Mileage No Longer a ‘Reasonable’ Expense?
Arbitrarily changing a practice of more than 20 years’ standing, insurers are no longer reimbursing service providers for mileage when they must travel to treat seriously injured clients.
This change will have serious and significant consequences for providing treatment to persons with serious and catastrophic injuries who must receive services in their homes, community settings or workplaces in order to get better. This is the single most dramatically negative change impacting claimants that we’ve experienced since the 2010 cuts
The change makes clear to how little understanding FSCO and the Ministry of Finance have about the needs of seriously injured persons and the importance of community-based treatment. Insurers have claimed that mileage is merely ‘a cost of doing business’ – or overhead.
Really? In what world?
Mileage is an incurred cost directly related to providing treatment. Overhead expenses are not attributable to a specific client. Just as insurance companies pay mileage or provide gas cards or rented vehicles to staff so that they needn’t absorb the cost of doing their jobs, the same is true for rehab providers. When mileage is incurred it is because the client’s condition requires that our services be delivered in the home, community setting or workplace, in order for the rehabilitation goals to be achieved.

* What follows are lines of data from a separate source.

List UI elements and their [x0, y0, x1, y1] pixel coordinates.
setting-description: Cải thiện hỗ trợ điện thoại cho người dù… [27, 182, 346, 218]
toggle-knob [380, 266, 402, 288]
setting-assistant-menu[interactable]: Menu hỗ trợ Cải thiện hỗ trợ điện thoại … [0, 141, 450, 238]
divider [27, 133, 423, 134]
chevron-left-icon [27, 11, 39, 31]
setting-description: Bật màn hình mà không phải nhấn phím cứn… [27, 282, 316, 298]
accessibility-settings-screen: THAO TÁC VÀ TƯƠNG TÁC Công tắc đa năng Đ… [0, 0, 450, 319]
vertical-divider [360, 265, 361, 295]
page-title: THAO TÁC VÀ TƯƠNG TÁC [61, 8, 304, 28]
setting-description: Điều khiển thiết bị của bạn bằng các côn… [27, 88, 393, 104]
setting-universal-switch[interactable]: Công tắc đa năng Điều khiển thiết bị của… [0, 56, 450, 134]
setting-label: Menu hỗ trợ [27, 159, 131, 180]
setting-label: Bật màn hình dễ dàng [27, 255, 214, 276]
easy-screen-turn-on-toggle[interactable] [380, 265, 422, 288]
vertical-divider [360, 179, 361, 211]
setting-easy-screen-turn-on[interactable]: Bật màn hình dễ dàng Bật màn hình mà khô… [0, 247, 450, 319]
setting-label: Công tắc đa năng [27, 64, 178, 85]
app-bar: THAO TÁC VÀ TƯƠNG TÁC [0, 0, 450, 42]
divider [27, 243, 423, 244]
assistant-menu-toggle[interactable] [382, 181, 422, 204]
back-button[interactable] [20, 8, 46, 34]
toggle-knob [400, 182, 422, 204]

This change hurts the injured as well as the service providers. Many providers may not be able to provide service under these conditions – particularly in rural and remote regions – and this will have a profound impact – creating significant ‘down river’ costs of injured persons unable to return to work or school or look after their children, more serious injuries becoming catastrophic due to lack of treatment, increased numbers of disputes and more costly tort settlements.
We also question the fairness and optics of a stance that leads to lack of treatment and services for claimants while the system continues to pay significantly, without quibble or question, for mileage and incurred travel costs for investigators and insurer-ordered IE exams to support denial of treatment.